Fallimento: la contestazione dei requisiti dimensionali non necessita del deposito dei bilanci

Con l’ordinanza n. 10576 del 23 aprile 2025, la Suprema Corte di Cassazione, I Sezione civile, si è pronunciata in materia fallimentare, precisando che ai fini della contestazione della sussistenza dei requisiti dimensionali per la dichiarazione di fallimento non è inderogabilmente necessario produrre in giudizio i bilanci, potendosi utilizzare strumenti probatori alternativi, come il conto economico e le scritture contabili.

Il caso

Una S.r.l. in liquidazione impugnava la sentenza dichiarativa di fallimento assumendo il mancato superamento delle soglie soggettive previste dall’art. 1, co. 1, della legge fallimentare.

La Corte d’Appello di Milano rigettava il reclamo ritenendo che la società non avesse assolto l’nere probatorio su di essa gravante, poiché non aveva provveduto al deposito dei bilanci dal momento della messa in liquidazione (2011), ritenendo inidonei gli stati patrimoniali relativi agli esercizi dal 2012 al 2019.

La S.r.l., pertanto, proponeva ricorso per Cassazione affidato ad un unico motivo.
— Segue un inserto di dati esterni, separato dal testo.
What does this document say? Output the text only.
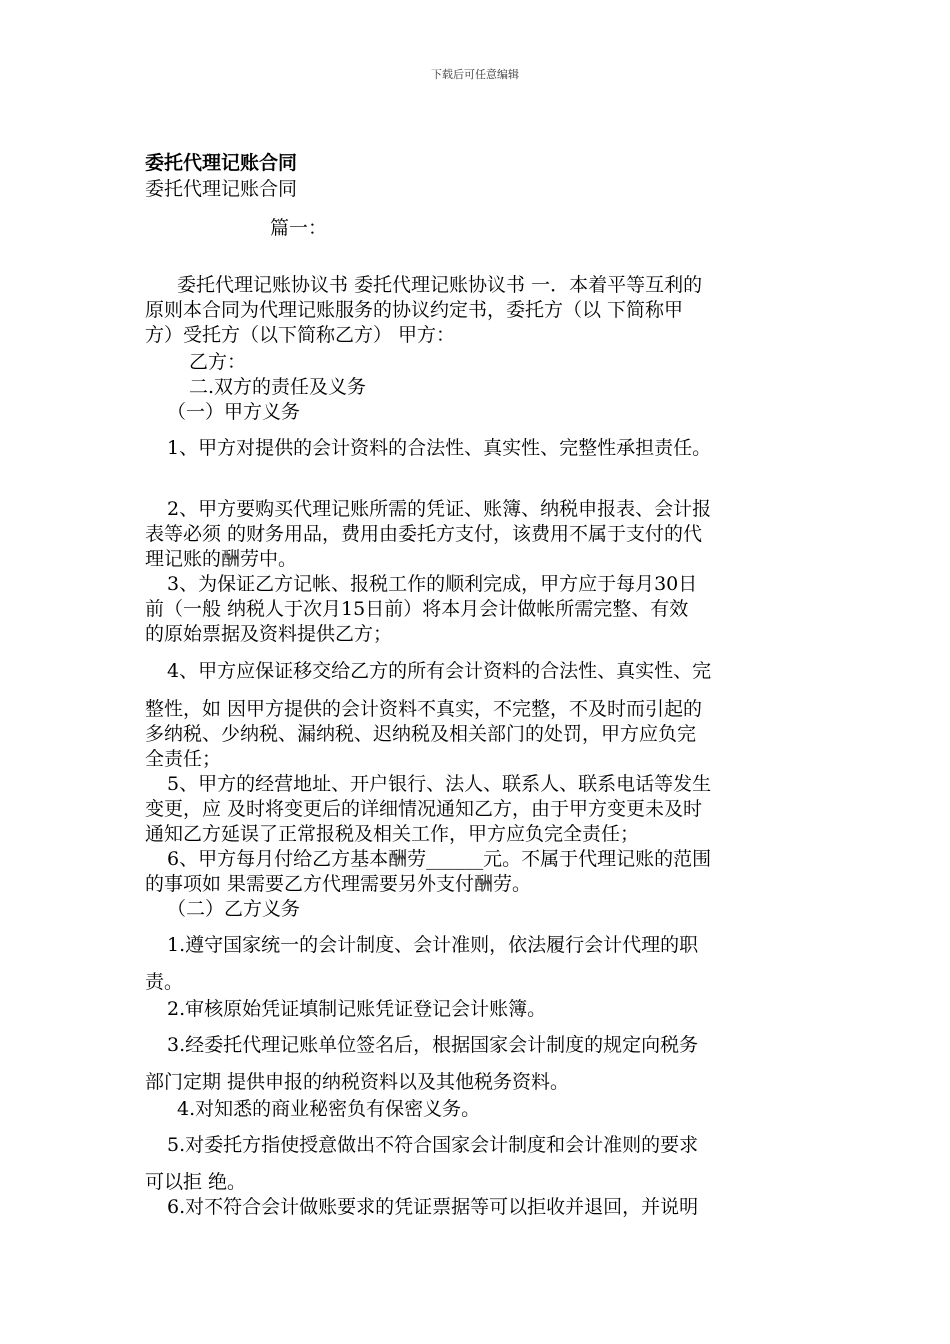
下载后可任意编辑
委托代理记账合同
委托代理记账合同
篇一：
委托代理记账协议书 委托代理记账协议书 一．本着平等互利的
原则本合同为代理记账服务的协议约定书，委托方（以 下简称甲
方）受托方（以下简称乙方） 甲方：
乙方：
二.双方的责任及义务
（一）甲方义务
1、甲方对提供的会计资料的合法性、真实性、完整性承担责任。
2、甲方要购买代理记账所需的凭证、账簿、纳税申报表、会计报
表等必须 的财务用品，费用由委托方支付，该费用不属于支付的代
理记账的酬劳中。
3、为保证乙方记帐、报税工作的顺利完成，甲方应于每月30日
前（一般 纳税人于次月15日前）将本月会计做帐所需完整、有效
的原始票据及资料提供乙方；
4、甲方应保证移交给乙方的所有会计资料的合法性、真实性、完
整性，如 因甲方提供的会计资料不真实，不完整，不及时而引起的
多纳税、少纳税、漏纳税、迟纳税及相关部门的处罚，甲方应负完
全责任；
5、甲方的经营地址、开户银行、法人、联系人、联系电话等发生
变更，应 及时将变更后的详细情况通知乙方，由于甲方变更未及时
通知乙方延误了正常报税及相关工作，甲方应负完全责任；
6、甲方每月付给乙方基本酬劳______元。不属于代理记账的范围
的事项如 果需要乙方代理需要另外支付酬劳。
（二）乙方义务
1.遵守国家统一的会计制度、会计准则，依法履行会计代理的职
责。
2.审核原始凭证填制记账凭证登记会计账簿。
3.经委托代理记账单位签名后，根据国家会计制度的规定向税务
部门定期 提供申报的纳税资料以及其他税务资料。
4.对知悉的商业秘密负有保密义务。
5.对委托方指使授意做出不符合国家会计制度和会计准则的要求
可以拒 绝。
6.对不符合会计做账要求的凭证票据等可以拒收并退回，并说明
L’ordinanza n. 10576 del 23 aprile 2025

Con l’unico motivo di ricorso, la S.r.l. lamentava la decisione della Corte nella parte in cui non aveva ritenuto assolto l’onere della prova in relazione al mancato superamento delle soglie dimensionali di cui alla legge fallimentare, per il solo fatto del mancato deposito dei bilanci dell’ultimo triennio, assumendo che detto onere potesse essere assolto anche e in base a elementi di prova diversi dai bilanci depositati, i quali costituiscono fonte privilegiata ma non esclusiva dell’assolvimento del relativo onere.
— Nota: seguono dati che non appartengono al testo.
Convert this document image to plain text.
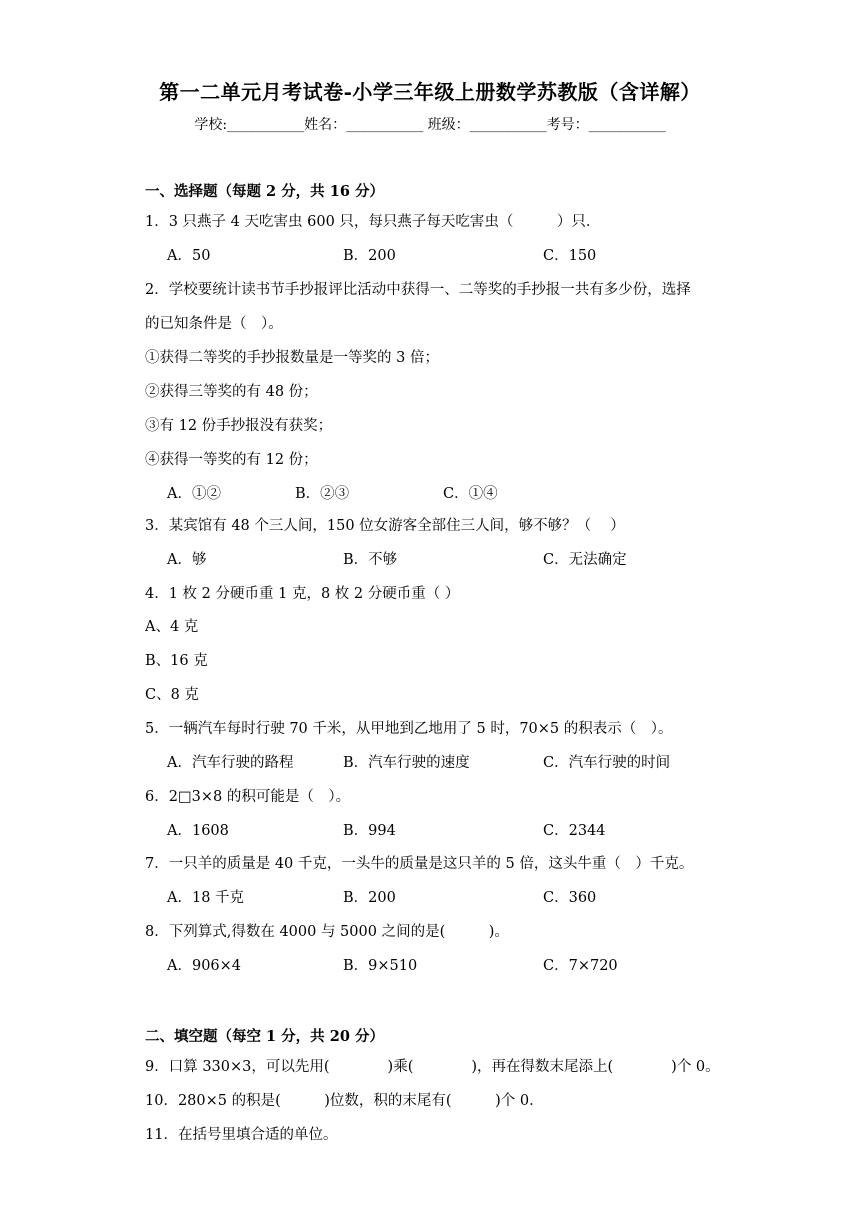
第一二单元月考试卷-小学三年级上册数学苏教版（含详解）
学校:___________姓名：___________ 班级：___________考号：___________
一、选择题（每题 2 分，共 16 分）
1．3 只燕子 4 天吃害虫 600 只，每只燕子每天吃害虫（　　　）只．
A．50	B．200	C．150
2．学校要统计读书节手抄报评比活动中获得一、二等奖的手抄报一共有多少份，选择
的已知条件是（　）。
①获得二等奖的手抄报数量是一等奖的 3 倍；
②获得三等奖的有 48 份；
③有 12 份手抄报没有获奖；
④获得一等奖的有 12 份；
A．①②	B．②③	C．①④
3．某宾馆有 48 个三人间，150 位女游客全部住三人间，够不够？（　 ）
A．够	B．不够	C．无法确定
4．1 枚 2 分硬币重 1 克，8 枚 2 分硬币重（ ）
A、4 克
B、16 克
C、8 克
5．一辆汽车每时行驶 70 千米，从甲地到乙地用了 5 时，70×5 的积表示（　）。
A．汽车行驶的路程	B．汽车行驶的速度	C．汽车行驶的时间
6．2□3×8 的积可能是（　）。
A．1608	B．994	C．2344
7．一只羊的质量是 40 千克，一头牛的质量是这只羊的 5 倍，这头牛重（　）千克。
A．18 千克	B．200	C．360
8．下列算式,得数在 4000 与 5000 之间的是(　　　)。
A．906×4	B．9×510	C．7×720
二、填空题（每空 1 分，共 20 分）
9．口算 330×3，可以先用(　　　　)乘(　　　　)，再在得数末尾添上(　　　　)个 0。
10．280×5 的积是(　　　)位数，积的末尾有(　　　)个 0．
11．在括号里填合适的单位。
Ancora, la società ricorrente sosteneva che la documentazione prodotta, tra cui figuravano le situazioni patrimoniali degli esercizi dal 2011 al 2019 e il conto economico dell’esercizio 2011, fosse idonea a dimostrare l’insussistenza dei requisiti per l’assoggettamento a fallimento, in relazione sia all’attivo patrimoniale, sia ai ricavi lordi e sin anche all’indebitamento, attesa l’assenza, sin dalla data del 2011, dei presupposti soggettivi di assoggettamento a fallimento in forza della mancanza di movimentazioni contabili successive alla messa in liquidazione.

Gli Ermellini, esaminato il ricorso, dichiaravano il medesimo fondato.

Il Supremo Consesso, richiamando precedente giurisprudenza sul punto, ha affermato che il debitore può fornire la prova della insussistenza dei presupposti soggettivi di cui alla legge fallimentare anche con strumenti probatori alternativi ai bilanci depositati degli ultimi tre esercizi, non assurgendo questi ultimi a prova legale.

Pertanto, il debitore può avvalersi delle scritture contabili dell’impresa, come di qualunque altro documento, formato da terzi o dalla parte stessa, suscettibile di fornire la rappresentazione storica dei fatti e dei dati economici e patrimoniali dell’impresa.

Concludendo, la Suprema Corte ha precisato che l’omesso deposito dei bilanci in sede prefallimentare non ha rilievo, di per sé, al fine di ritenere non assolto l’onere della prova in ordine al possesso dei requisiti dimensionali.

Sulla scorta di detta motivazione, il Supremo Consesso accoglieva il ricorso e cassava con rinvio la sentenza.

La massima

L’omesso deposito dei bilanci in sede prefallimentare – omissione rilevante ai fini dell’obbligo di consegna al curatore ex art. 86 L.Fall., che insorge dopo la sentenza dichiarativa di fallimento – non ha rilievo, di per sé al fine di ritenere non assolto l’onere della prova in ordine al possesso dei requisiti dimensionali; ciò in quanto rimane del tutto estranea alla logica della norma in discorso una funzione sanzionatoria dell’imprenditore che non ha redatto e depositato presso il registro delle imprese il bilancio di esercizio”.